Otherworld marks the meeting of two musicians, Peter Hammill and Gary Lucas, who have made careers out of bridging the avant-garde with the popular, in very different ways. Lucas is well-known for, among other things, playing seemingly impossible compositions for guitar as part of Captain Beefheart’s Magic Band, working with the late Jeff Buckley, and providing a live accompaniment to a screening of the 1920 German film The Golem is nothing if not a natural collaborator – his recordings and live performances with other musicians are legion. Hammill, on the other hand, has been relentlessly following his musical vision since the late 1960s, both solo and as a key member of Van der Graaf Generator, on a path that he has traveled mostly alone, with only a small, and progressively thinning, coterie of musicians to accompany his vocals and keyboard or guitar playing. In recent years, his solo albums have been truly one-man shows. Given Hammill’s apparent reticence in the area of collaboration, Otherworld comes as quite a surprise.
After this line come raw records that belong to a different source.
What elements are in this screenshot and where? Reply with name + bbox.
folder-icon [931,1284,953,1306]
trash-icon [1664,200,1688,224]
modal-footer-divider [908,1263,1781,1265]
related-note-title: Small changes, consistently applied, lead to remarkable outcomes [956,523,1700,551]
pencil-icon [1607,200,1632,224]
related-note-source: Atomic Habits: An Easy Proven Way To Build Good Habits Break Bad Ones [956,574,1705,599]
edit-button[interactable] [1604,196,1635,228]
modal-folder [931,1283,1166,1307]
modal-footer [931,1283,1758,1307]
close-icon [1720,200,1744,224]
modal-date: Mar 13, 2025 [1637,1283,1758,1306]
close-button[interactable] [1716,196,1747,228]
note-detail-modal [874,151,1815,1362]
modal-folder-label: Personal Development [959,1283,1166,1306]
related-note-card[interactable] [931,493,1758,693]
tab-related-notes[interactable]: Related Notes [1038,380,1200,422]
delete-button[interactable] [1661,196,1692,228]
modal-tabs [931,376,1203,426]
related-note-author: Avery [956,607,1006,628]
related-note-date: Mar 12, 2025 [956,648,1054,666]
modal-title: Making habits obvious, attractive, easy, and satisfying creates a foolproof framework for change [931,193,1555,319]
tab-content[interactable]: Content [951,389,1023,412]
And the album is surprisingly powerful. There is an alchemy here between these two mavericks that mixes the very different styles of guitar playing (Hammill’s competent but deliberately abrasive electric guitar riffs, and Lucas’s virtuosic playing that ranges from ambient to bluesy to effects-laden as called for) into something like musical gold.
Many bases are touched here: the opening gentle ballad “Spinning Coins,” the riff-driven “Cash,” and the eerie “Some Kind of Fracas” are just a few examples. “Spinning Coins” sets the album up to be a typical contemporary Hammill album; odd but not too bizarre chord sequences and lyrics that start with “her” leaving “him” and ending with a musing on how all life events may be based on randomness. It could be on any Hammill album — Lucas’s presence isn’t very noticeable yet. But then things get weird. The second song, “Some Kind of Fracas,” features the vaguest of lyrics combined with plodding and stuttering guitar over which one hears layers of sculpted noise. It is eerie and disquieting – which of course translates to pure fun – and things just get better from there. It’s still Hammill’s voice, lyrics, and guitar, but in another — an other — world.
Hammill has hinted at times at the possibility of this type of recording. As far back as 1979, he started experimenting with the open-ended possibilities of pure noise on his pH7 album, and continued those experiments through the following year’s A Black Box. Otherworld seems to have allowed Hammill to see these experiments through in a way that he couldn’t have accomplished thirty years ago, given, among other things, his shoestring budget and the comparative lack of recording technology. Many of the songs and instrumental soundscapes on this album sound like the final realization of these efforts.
There are a few other ballads on the album, “Of Kith and Kin,” and “Two Views,” but the meat of the recording lies in the instrumental pieces which verge on musique concrete: “Built from Scratch,” and “Slippery Slope.” The former contains some effects that are so over-the-top in a 1950s sci-fi movie fashion, that one’s first instinct may well be to chuckle, but the noises turn from kitschy to sinister in a heartbeat, and then sublimely beautiful birdsong-like noises before finally veering into psycho-terror again. The high point of the album is the song “Black Ice,” which features frenetic and abrasive guitar playing and some of Hammill’s best lyrics, and then cuts into slabs of sheer noise before abruptly picking up the song form again as if nothing had happened.
Gary Lucas’s presence is all over this album while Hammill’s cuts straight through the middle. Otherworld fits well into the Hammill canon, but Lucas is indispensable and provides some very challenging playing — less counterpoint than catalyst — that makes this album such an unqualified success. His playing particularly shines in the mostly gentle instrumental “Attar of Roses,” which is reminiscent of the album he released in 2001, Edge of Heaven, on which he reworked Chinese pop songs from the 1930s – 1950s. One gets the feeling that this was a particularly fun project for Lucas — a self-professed long time Hammill and Van der Graaf Generator fan, but it’s just another stop on his musical road. But he gave Hammill the foil he seemed to need to up the stakes a little bit – the vocals are a little bit less restrained than they have been of late. More importantly, the freedom that Lucas provided from sticking to either the strictly song-based structure or the entirely instrumental attempts at experimentation that have been less than successful (see Unsung and Sonix), gave Hammill the inspiration he needed to create some of his most vital music to date.